In [1]:
import os
import pandas as pd
from sklearn.tree import DecisionTreeClassifier
from sklearn.tree import DecisionTreeClassifier,plot_tree
from sklearn.model_selection import train_test_split
from sklearn.metrics import accuracy_score
from sklearn.tree import export_graphviz
import librosa
import numpy as np
import matplotlib.pyplot as plt
from joblib import dump
from joblib import load

In [2]:
def extract_features(audio_file, max_frames=1000):
    try:
        
        y, sr = librosa.load(audio_file, sr=None)
        mfcc = librosa.feature.mfcc(y=y, sr=sr)
        
        if mfcc.shape[1] < max_frames:
            mfcc = np.pad(mfcc, ((0, 0), (0, max_frames - mfcc.shape[1])), mode='constant')
        else:
            mfcc = mfcc[:, :max_frames]
        return mfcc
    except Exception as e:
        print(f"Error processing {audio_file}: {e}")
        return None

In [3]:
def load_mapping_from_excel(excel_file):
    df = pd.read_excel(excel_file)
    return df

In [4]:
def train_decision_tree(features, labels):
    X_train, X_test, y_train, y_test = train_test_split(features, labels, test_size=0.2, random_state=100)
    clf = DecisionTreeClassifier(max_depth=80,criterion= 'log_loss',splitter='random')
    clf.fit(X_train, y_train)

    return clf, X_test, y_test


In [5]:
audio_folder = "./operations"
audio_files = os.listdir(audio_folder)
audio_features = [extract_features(os.path.join(audio_folder, file)) for file in audio_files]



In [6]:
excel_file = "operation_dataset.xlsx"
mapping_df = load_mapping_from_excel(excel_file)
max_frames = 1000  
features = [extract_features("./operaciones/"+audio_file, max_frames) for audio_file in audio_files]
labels = mapping_df["result"]

In [7]:
features_flat = [features.flatten() for features in audio_features]
model, X_test, y_test = train_decision_tree(features_flat, labels)


In [8]:
y_pred_train = model.predict(features_flat)  # Predictions on the training set
accuracy_train = accuracy_score(labels, y_pred_train)

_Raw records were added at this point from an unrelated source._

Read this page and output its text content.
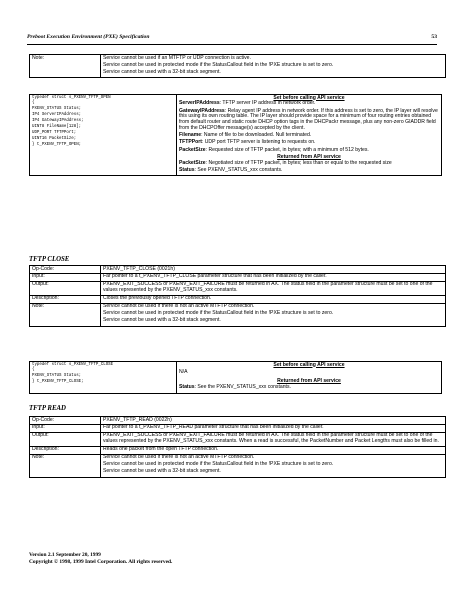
Preboot Execution Environment (PXE) Specification	53
Note:	Service cannot be used if an MTFTP or UDP connection is active.
Service cannot be used in protected mode if the StatusCallout field in the !PXE structure is set to zero.
Service cannot be used with a 32-bit stack segment.
typedef struct s_PXENV_TFTP_OPEN
{
PXENV_STATUS Status;
IP4 ServerIPAddress;
IP4 GatewayIPAddress;
UINT8 FileName[128];
UDP_PORT TFTPPort;
UINT16 PacketSize;
} t_PXENV_TFTP_OPEN;

Set before calling API service
ServerIPAddress: TFTP server IP address in network order.
GatewayIPAddress: Relay agent IP address in network order. If this address is set to zero, the IP layer will resolve this using its own routing table. The IP layer should provide space for a minimum of four routing entries obtained from default router and static route DHCP option tags in the DHCPackr message, plus any non-zero GIADDR field from the DHCPOffer message(s) accepted by the client.
Filename: Name of file to be downloaded. Null terminated.
TFTPPort: UDP port TFTP server is listening to requests on.
PacketSize: Requested size of TFTP packet, in bytes; with a minimum of 512 bytes.
Returned from API service
PacketSize: Negotiated size of TFTP packet, in bytes; less than or equal to the requested size
Status: See PXENV_STATUS_xxx constants.
TFTP CLOSE
Op-Code:	PXENV_TFTP_CLOSE (0021h)
Input:	Far pointer to a t_PXENV_TFTP_CLOSE parameter structure that has been initialized by the caller.
Output:	PXENV_EXIT_SUCCESS or PXENV_EXIT_FAILURE must be returned in AX. The status field in the parameter structure must be set to one of the values represented by the PXENV_STATUS_xxx constants.
Description:	Closes the previously opened TFTP connection.
Note:	Service cannot be used if there is not an active MTFTP connection.
Service cannot be used in protected mode if the StatusCallout field in the !PXE structure is set to zero.
Service cannot be used with a 32-bit stack segment.
typedef struct s_PXENV_TFTP_CLOSE
{
PXENV_STATUS Status;
} t_PXENV_TFTP_CLOSE;

Set before calling API service
N/A
Returned from API service
Status: See the PXENV_STATUS_xxx constants.
TFTP READ
Op-Code:	PXENV_TFTP_READ (0022h)
Input:	Far pointer to a t_PXENV_TFTP_READ parameter structure that has been initialized by the caller.
Output:	PXENV_EXIT_SUCCESS or PXENV_EXIT_FAILURE must be returned in AX. The status field in the parameter structure must be set to one of the values represented by the PXENV_STATUS_xxx constants. When a read is successful, the PacketNumber and Packet Lengths must also be filled in.
Description:	Reads one packet from the open TFTP connection.
Note:	Service cannot be used if there is not an active MTFTP connection.
Service cannot be used in protected mode if the StatusCallout field in the !PXE structure is set to zero.
Service cannot be used with a 32-bit stack segment.
Version 2.1 September 20, 1999
Copyright © 1998, 1999 Intel Corporation. All rights reserved.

# Predictions on the test set
y_pred_test = model.predict(X_test)
accuracy_test = accuracy_score(y_test, y_pred_test)

print("Training Accuracy:", accuracy_train)
print("Test Accuracy:", accuracy_test)

Training Accuracy: 1.0
Test Accuracy: 1.0


In [9]:
if accuracy_train > accuracy_test:
    print("The model may be overfitting.")
else:
    print("The model does not seem to be overfitting.")
    

The model does not seem to be overfitting.


In [10]:
model_file = "decision_tree_model.joblib"
dump(model, model_file)

print("Model saved successfully to", model_file)

Model saved successfully to decision_tree_model.joblib


In [11]:
loaded_model = load("decision_tree_model.joblib")

In [12]:
audio_file_test =  ["./operaciones/2x9.wav"]
feature_test = [extract_features(audio_file, max_frames) for audio_file in audio_file_test]
features_flat_test = [features.flatten() for features in feature_test]
loaded_model.predict(features_flat_test)

array([20])